Sam remembers starvation.

He was six years old the first time it happened. It wasn’t the lack of food, warmth, or shelter. John was still getting regular work in the small towns they passed through. He wasn’t so far into his fixation. People were able to shrug off the particular look in his eyes and consider him just another single father.

To save money, John had Sam and Dean share a bed at every motel. It’s not like a six and ten year old took up that much space anyway.

But then Sam started having nightmares.

John’s solution worked on the theory that Sam had to learn how to get through them without waking up the people around him. So one night, he rented out a motel room with one queen bed, plopped Sam onto it, and shut the door. He slept on the couch and forced Dean to sleep in a sleeping bag nearby.
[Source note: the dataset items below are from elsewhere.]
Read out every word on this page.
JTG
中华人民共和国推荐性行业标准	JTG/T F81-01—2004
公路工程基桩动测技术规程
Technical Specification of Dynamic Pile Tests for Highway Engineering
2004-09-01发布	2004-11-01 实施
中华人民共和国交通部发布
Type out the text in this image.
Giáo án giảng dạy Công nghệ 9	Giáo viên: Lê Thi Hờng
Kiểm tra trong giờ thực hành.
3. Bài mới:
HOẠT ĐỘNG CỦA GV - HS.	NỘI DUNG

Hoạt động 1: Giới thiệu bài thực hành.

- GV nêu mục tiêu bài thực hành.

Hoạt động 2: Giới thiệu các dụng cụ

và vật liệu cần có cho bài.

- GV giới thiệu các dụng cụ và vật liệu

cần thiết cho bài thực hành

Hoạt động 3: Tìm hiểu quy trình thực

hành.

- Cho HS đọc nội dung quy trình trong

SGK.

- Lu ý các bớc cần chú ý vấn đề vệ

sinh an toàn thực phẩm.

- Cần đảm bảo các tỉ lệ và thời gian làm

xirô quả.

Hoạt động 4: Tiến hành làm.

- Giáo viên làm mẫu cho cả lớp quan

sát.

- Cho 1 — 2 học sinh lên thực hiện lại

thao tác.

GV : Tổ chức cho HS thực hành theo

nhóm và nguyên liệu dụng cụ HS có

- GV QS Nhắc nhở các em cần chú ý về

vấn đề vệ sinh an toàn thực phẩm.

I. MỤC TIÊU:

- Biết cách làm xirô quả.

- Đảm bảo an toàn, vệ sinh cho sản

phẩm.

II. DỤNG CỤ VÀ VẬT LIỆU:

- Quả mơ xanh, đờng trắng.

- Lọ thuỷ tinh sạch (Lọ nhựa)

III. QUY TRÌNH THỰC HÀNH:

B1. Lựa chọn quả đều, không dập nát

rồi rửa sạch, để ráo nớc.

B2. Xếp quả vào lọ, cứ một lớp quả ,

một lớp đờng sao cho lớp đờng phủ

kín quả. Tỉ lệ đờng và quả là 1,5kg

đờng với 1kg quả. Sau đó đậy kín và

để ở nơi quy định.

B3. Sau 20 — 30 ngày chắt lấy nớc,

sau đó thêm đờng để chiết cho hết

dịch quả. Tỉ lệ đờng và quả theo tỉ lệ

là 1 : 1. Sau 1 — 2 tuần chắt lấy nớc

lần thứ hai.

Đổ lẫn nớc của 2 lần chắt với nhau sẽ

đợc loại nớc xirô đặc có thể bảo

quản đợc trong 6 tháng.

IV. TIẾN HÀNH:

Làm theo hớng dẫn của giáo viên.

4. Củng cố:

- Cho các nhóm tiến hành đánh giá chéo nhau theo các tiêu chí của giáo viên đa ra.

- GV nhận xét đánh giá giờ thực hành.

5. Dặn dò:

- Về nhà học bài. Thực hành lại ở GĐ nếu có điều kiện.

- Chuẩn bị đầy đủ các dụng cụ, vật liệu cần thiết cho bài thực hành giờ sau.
Every time Sam woke up crying, John prevented Dean from getting up and responding.

It was a poorly executed parenting method.

The intent was to make Sam learn how to self-soothe. Instead, it made him paranoid, suspicious, and exhausted. He couldn’t explain his dreams because he didn’t have the words to do so. How does anyone describe faces melting and sheets twisting to strangle him--and everything in the background washed with a sick, pale shade of yellow?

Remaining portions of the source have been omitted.